MIG1 Glucose Repression in Metabolic Processes of Saccharomyces cerevisiae: Genetics to Metabolic Engineering

Abstract

Background: Although Saccharomyces cerevisiae has several industrial applications, there are still fundamental problems associated with sequential use of carbon sources. As such, glucose repression effect can direct metabolism of yeast to preferably anaerobic conditions. This leads to higher ethanol production and less efficient production of recombinant products. The general glucose repression system is constituted by MIG1, TUP1 and SSN6 factors. The role of MIG1 is known in glucose repression but the evaluation of effects on aerobic/anaerobic metabolism by deletion of MIG1 and constructing an optimal strain brand remains unclear and an objective to be explored.

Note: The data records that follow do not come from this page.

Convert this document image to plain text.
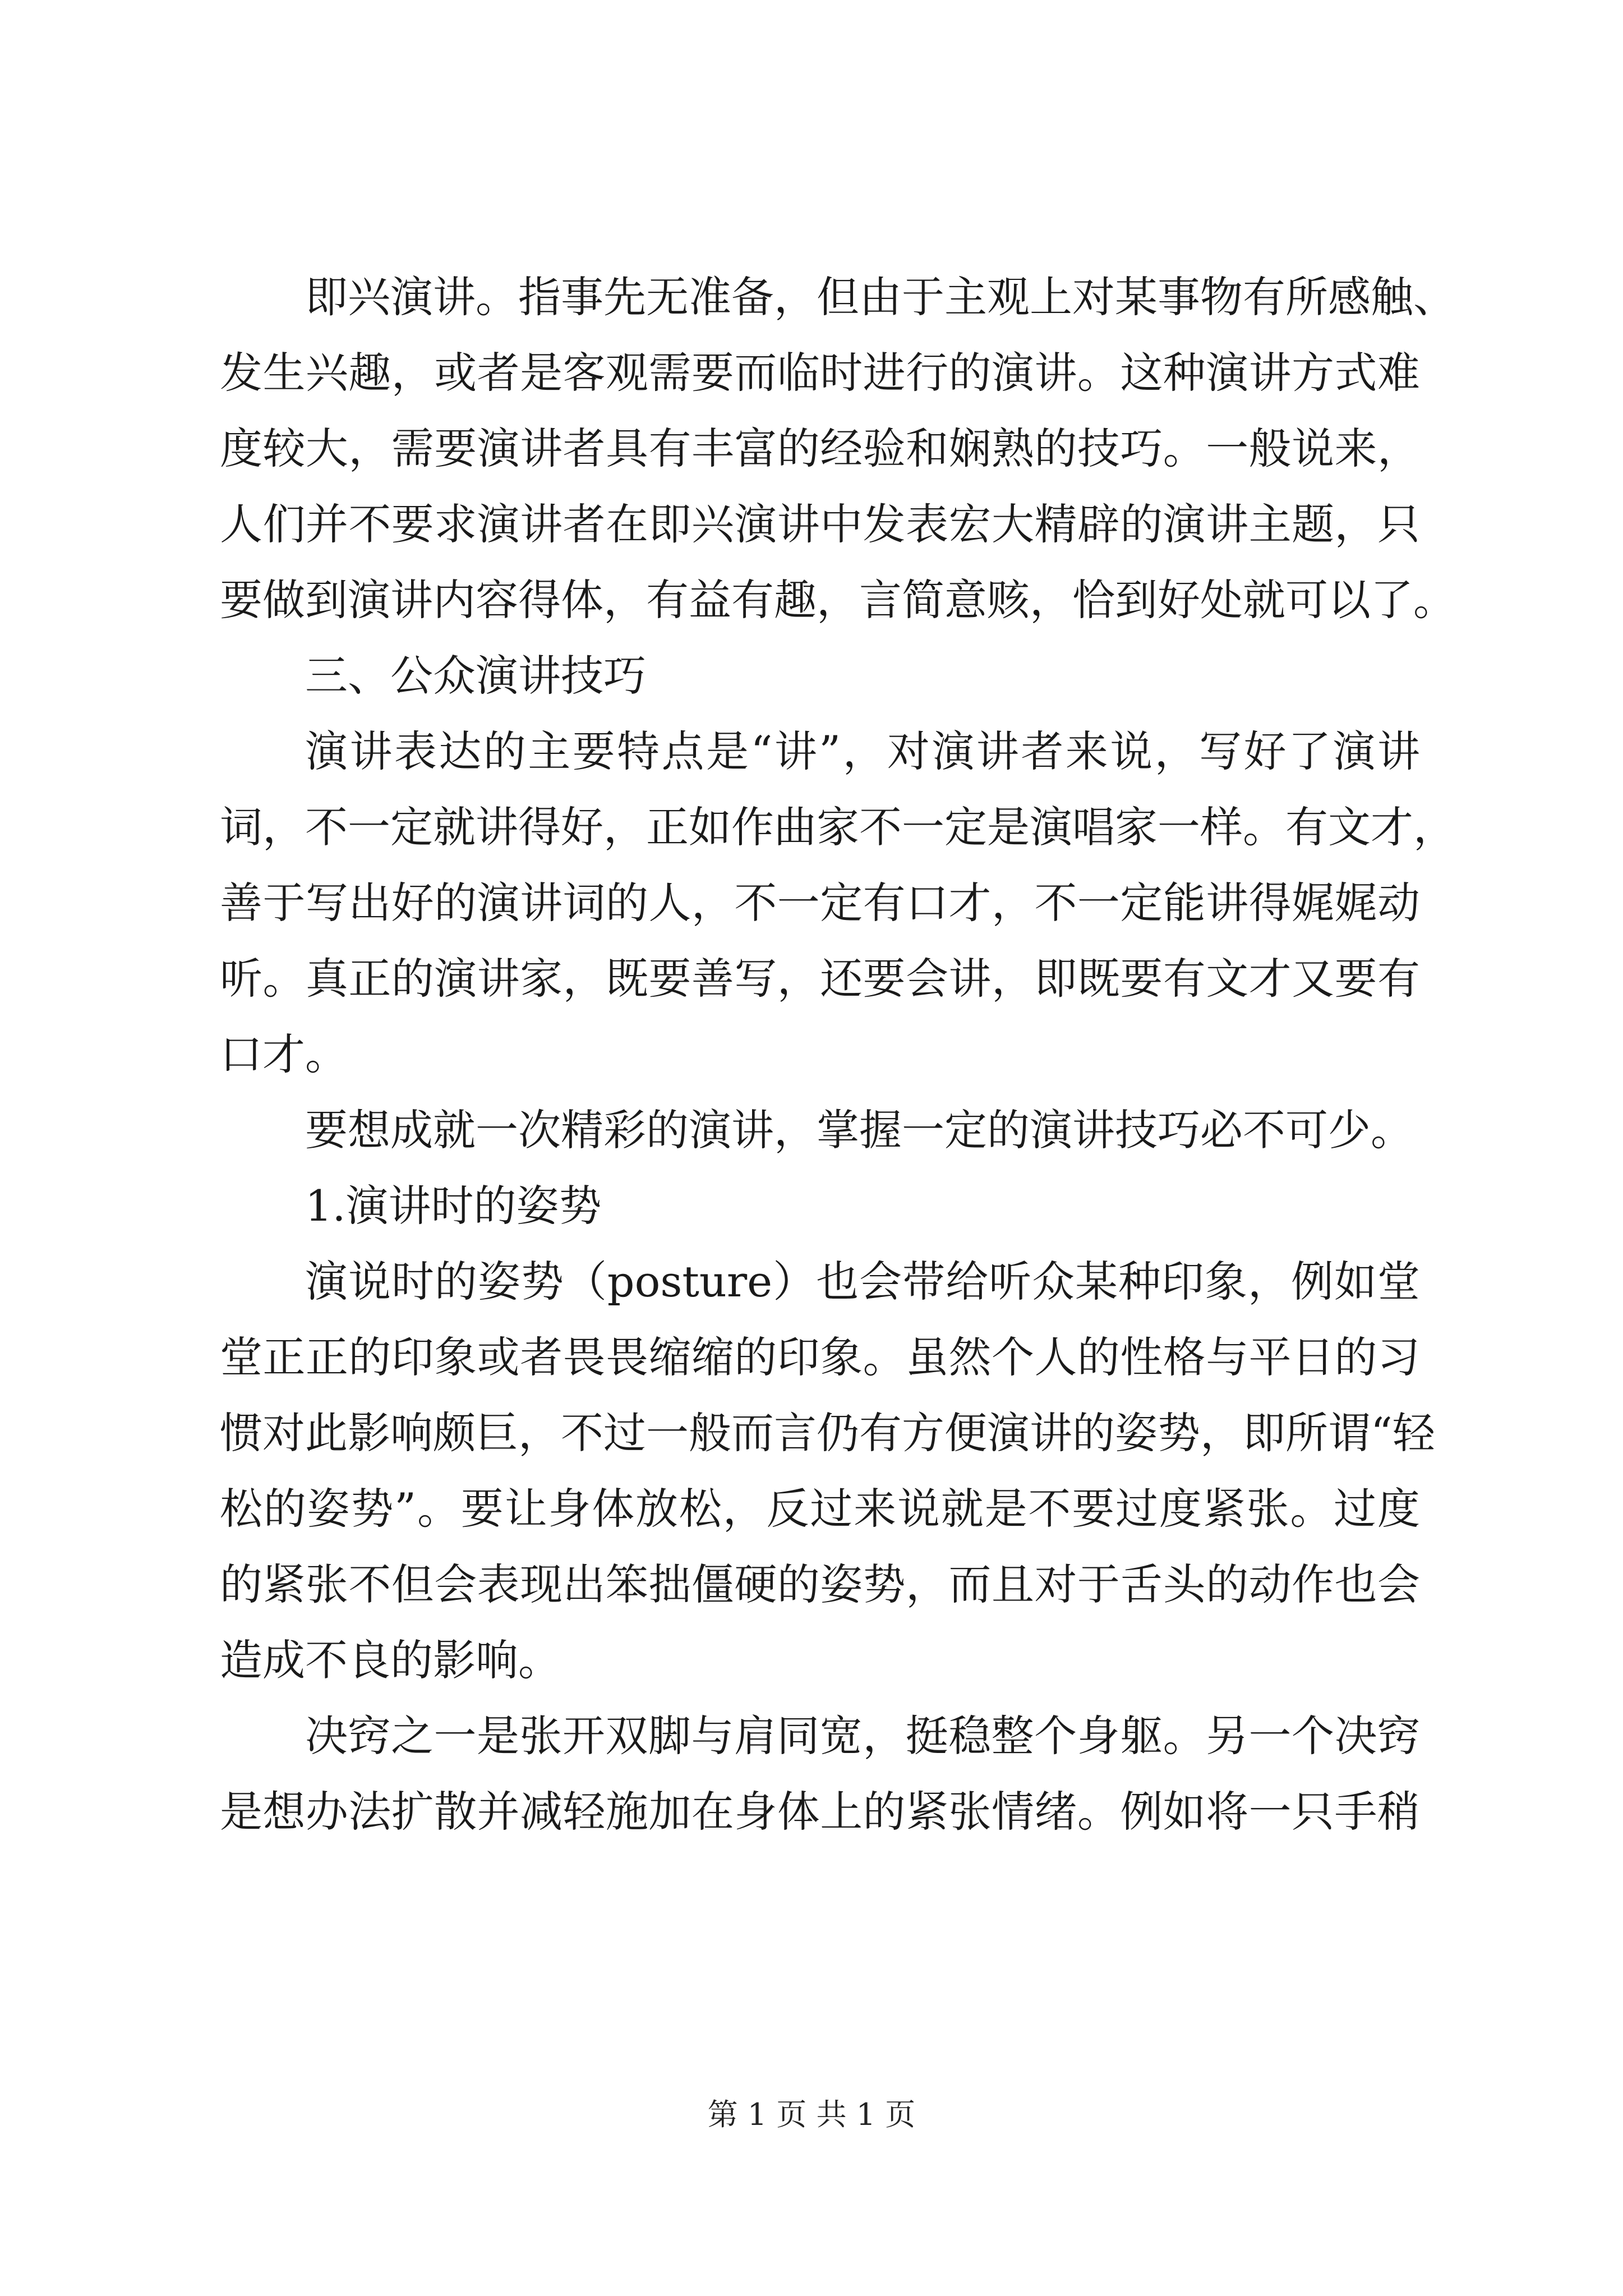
即兴演讲。指事先无准备，但由于主观上对某事物有所感触、
发生兴趣，或者是客观需要而临时进行的演讲。这种演讲方式难
度较大，需要演讲者具有丰富的经验和娴熟的技巧。一般说来，
人们并不要求演讲者在即兴演讲中发表宏大精辟的演讲主题，只
要做到演讲内容得体，有益有趣，言简意赅，恰到好处就可以了。
三、公众演讲技巧
演讲表达的主要特点是“讲”，对演讲者来说，写好了演讲
词，不一定就讲得好，正如作曲家不一定是演唱家一样。有文才，
善于写出好的演讲词的人，不一定有口才，不一定能讲得娓娓动
听。真正的演讲家，既要善写，还要会讲，即既要有文才又要有
口才。
要想成就一次精彩的演讲，掌握一定的演讲技巧必不可少。
1.演讲时的姿势
演说时的姿势（posture）也会带给听众某种印象，例如堂
堂正正的印象或者畏畏缩缩的印象。虽然个人的性格与平日的习
惯对此影响颇巨，不过一般而言仍有方便演讲的姿势，即所谓“轻
松的姿势”。要让身体放松，反过来说就是不要过度紧张。过度
的紧张不但会表现出笨拙僵硬的姿势，而且对于舌头的动作也会
造成不良的影响。
决窍之一是张开双脚与肩同宽，挺稳整个身躯。另一个决窍
是想办法扩散并减轻施加在身体上的紧张情绪。例如将一只手稍
第 1 页 共 1 页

Methods: To find the impact of MIG1 in induction of glucose-repression, the Mig1 disruptant strain (ΔMIG1) was produced for comparing with its congenic wild-type strain (2805). The analysis approached for changes in the rate of glucose consumption, biomass yield, cell protein contents, ethanol and intermediate metabolites production. The MIG1 disruptant strain exhibited 25% glucose utilization, 12% biomass growth rate and 22% protein content over the wild type. The shift to respiratory pathway has been demonstrated by 122.86 and 40% increase of glycerol and pyruvate production, respectively as oxidative metabolites, while the reduction of fermentative metabolites such as acetate 35.48 and ethanol 24%.

Results: Results suggest that ΔMIG1 compared to the wild-type strain can significantly present less effects of glucose repression.

Conclusion: The constructed strain has more efficient growth in aerobic cultivations and it can be a potential host for biotechnological recombinant yields and industrial interests.

Keywords: Homologous recombination; Metabolic pathways; Saccharomyces cerevisiae; Yeasts.

Figure 1.

Amplified N fragment (400 bp) and C fragment (600 bp) of MIG1 chromosomal gene of Saccharomyces Cerevisiae next to the size marker. The size marker (SM) contains of bands for each equals to 100 bp.

Figure 2.

Concentration of A) glucose, B) cell mass, C) ethanol, and D) cell protein in batch cultivations of wild strains 2805(■) and ΔMIG1 (MIG1 disrupted mutant) (▲) on a medium with glucose control conditions. The data achieved of three independent experiences and calculated mean values have been demonstrated for each amount on the related graph, (n=3), p<0.05, significantly different characteristics of mutant strain from respective wild strain.

Figure 3.

Different production ratio (Percent variation Δ%) of metabolite parameter (Acetic acid, Glycerol, Pyruvic acid) in batch cultivations of wild strains 2805 (■) and ΔMIG1(MIG1 disrupted mutant) (■) on a medium with glucose control conditions.